James Delingpole James Delingpole

Sick, puerile, inappropriate and delicious: Amazon Prime’s The Boys reviewed

Plus: in praise of Grayson Perry

Dominique McElligott as Queen Maeve and Antony Starr as Homelander in the truly transgressive second season of the Amazon Prime series, The Boys. Image: Amazon 
issue 03 October 2020

There’s a delicious scene in the new season of Amazon’s superheroes-gone-bad series The Boys. The chief superhero Homelander (Antony Starr) is introduced by a minion to a potential new member of his elite superhero group, the Seven.

Homelander watches this bright new talent performing wonders in a gym-style training zone: the young man is agile, eager, skilled with weaponry; but perhaps his most valuable features, the minion suggests, are that he is disabled and belongs to an ethnic minority. This could play really well with the youth demographic, who are into that kind of woke stuff, the aide suggests.

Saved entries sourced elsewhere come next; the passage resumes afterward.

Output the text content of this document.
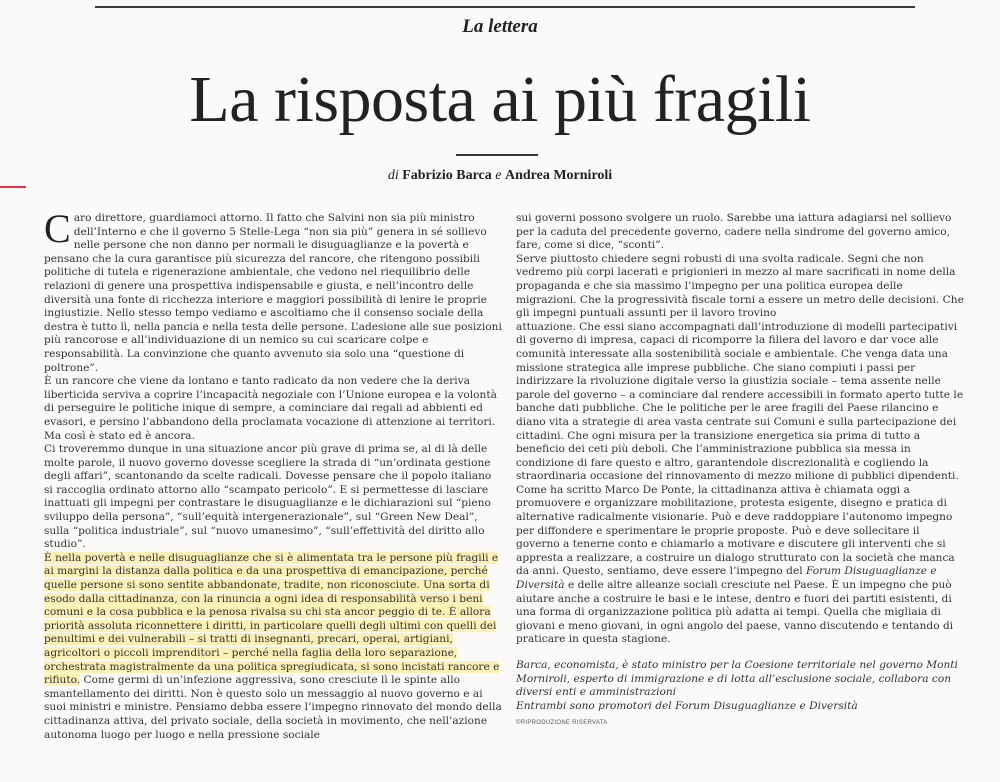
La lettera
La risposta ai più fragili
di Fabrizio Barca e Andrea Morniroli

Caro direttore, guardiamoci attorno. Il fatto che Salvini non sia più ministro dell’Interno e che il governo 5 Stelle-Lega “non sia più” genera in sé sollievo nelle persone che non danno per normali le disuguaglianze e la povertà e pensano che la cura garantisce più sicurezza del rancore, che ritengono possibili politiche di tutela e rigenerazione ambientale, che vedono nel riequilibrio delle relazioni di genere una prospettiva indispensabile e giusta, e nell’incontro delle diversità una fonte di ricchezza interiore e maggiori possibilità di lenire le proprie ingiustizie. Nello stesso tempo vediamo e ascoltiamo che il consenso sociale della destra è tutto lì, nella pancia e nella testa delle persone. L’adesione alle sue posizioni più rancorose e all’individuazione di un nemico su cui scaricare colpe e responsabilità. La convinzione che quanto avvenuto sia solo una “questione di poltrone”.

È un rancore che viene da lontano e tanto radicato da non vedere che la deriva liberticida serviva a coprire l’incapacità negoziale con l’Unione europea e la volontà di perseguire le politiche inique di sempre, a cominciare dai regali ad abbienti ed evasori, e persino l’abbandono della proclamata vocazione di attenzione ai territori. Ma così è stato ed è ancora.

Ci troveremmo dunque in una situazione ancor più grave di prima se, al di là delle molte parole, il nuovo governo dovesse scegliere la strada di “un’ordinata gestione degli affari”, scantonando da scelte radicali. Dovesse pensare che il popolo italiano si raccoglia ordinato attorno allo “scampato pericolo”. E si permettesse di lasciare inattuati gli impegni per contrastare le disuguaglianze e le dichiarazioni sul “pieno sviluppo della persona”, “sull’equità intergenerazionale”, sul “Green New Deal”, sulla “politica industriale”, sul “nuovo umanesimo”, “sull’effettività del diritto allo studio”.

È nella povertà e nelle disuguaglianze che si è alimentata tra le persone più fragili e ai margini la distanza dalla politica e da una prospettiva di emancipazione, perché quelle persone si sono sentite abbandonate, tradite, non riconosciute. Una sorta di esodo dalla cittadinanza, con la rinuncia a ogni idea di responsabilità verso i beni comuni e la cosa pubblica e la penosa rivalsa su chi sta ancor peggio di te. È allora priorità assoluta riconnettere i diritti, in particolare quelli degli ultimi con quelli dei penultimi e dei vulnerabili – si tratti di insegnanti, precari, operai, artigiani, agricoltori o piccoli imprenditori – perché nella faglia della loro separazione, orchestrata magistralmente da una politica spregiudicata, si sono incistati rancore e rifiuto. Come germi di un’infezione aggressiva, sono cresciute lì le spinte allo smantellamento dei diritti. Non è questo solo un messaggio al nuovo governo e ai suoi ministri e ministre. Pensiamo debba essere l’impegno rinnovato del mondo della cittadinanza attiva, del privato sociale, della società in movimento, che nell’azione autonoma luogo per luogo e nella pressione sociale

sui governi possono svolgere un ruolo. Sarebbe una iattura adagiarsi nel sollievo per la caduta del precedente governo, cadere nella sindrome del governo amico, fare, come si dice, “sconti”.

Serve piuttosto chiedere segni robusti di una svolta radicale. Segni che non vedremo più corpi lacerati e prigionieri in mezzo al mare sacrificati in nome della propaganda e che sia massimo l’impegno per una politica europea delle migrazioni. Che la progressività fiscale torni a essere un metro delle decisioni. Che gli impegni puntuali assunti per il lavoro trovino

attuazione. Che essi siano accompagnati dall’introduzione di modelli partecipativi di governo di impresa, capaci di ricomporre la filiera del lavoro e dar voce alle comunità interessate alla sostenibilità sociale e ambientale. Che venga data una missione strategica alle imprese pubbliche. Che siano compiuti i passi per indirizzare la rivoluzione digitale verso la giustizia sociale – tema assente nelle parole del governo – a cominciare dal rendere accessibili in formato aperto tutte le banche dati pubbliche. Che le politiche per le aree fragili del Paese rilancino e diano vita a strategie di area vasta centrate sui Comuni e sulla partecipazione dei cittadini. Che ogni misura per la transizione energetica sia prima di tutto a beneficio dei ceti più deboli. Che l’amministrazione pubblica sia messa in condizione di fare questo e altro, garantendole discrezionalità e cogliendo la straordinaria occasione del rinnovamento di mezzo milione di pubblici dipendenti.

Come ha scritto Marco De Ponte, la cittadinanza attiva è chiamata oggi a promuovere e organizzare mobilitazione, protesta esigente, disegno e pratica di alternative radicalmente visionarie. Può e deve raddoppiare l’autonomo impegno per diffondere e sperimentare le proprie proposte. Può e deve sollecitare il governo a tenerne conto e chiamarlo a motivare e discutere gli interventi che si appresta a realizzare, a costruire un dialogo strutturato con la società che manca da anni. Questo, sentiamo, deve essere l’impegno del Forum Disuguaglianze e Diversità e delle altre alleanze sociali cresciute nel Paese. È un impegno che può aiutare anche a costruire le basi e le intese, dentro e fuori dei partiti esistenti, di una forma di organizzazione politica più adatta ai tempi. Quella che migliaia di giovani e meno giovani, in ogni angolo del paese, vanno discutendo e tentando di praticare in questa stagione.

Barca, economista, è stato ministro per la Coesione territoriale nel governo Monti

Morniroli, esperto di immigrazione e di lotta all’esclusione sociale, collabora con diversi enti e amministrazioni

Entrambi sono promotori del Forum Disuguaglianze e Diversità

©RIPRODUZIONE RISERVATA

The potential recruit approaches Homelander, sweet, modest and starstruck. Even though the kid is blind, his batlike hearing more than makes up for his loss of sight, and he’d clearly make a great new member of the team. But Homelander has one reservation. And — spoiler alert — he boxes the kid’s ears so hard that the drums burst and he writhes helplessly in a pool of blood.

The Boys grabs every politically correct shibboleth by the balls and squeezes till it explodes in a bloody pulp

It was at this point I realised, to my delight, that the rumours I thought I’d seen on the internet — that The Boys had lost its mojo — were most definitely untrue.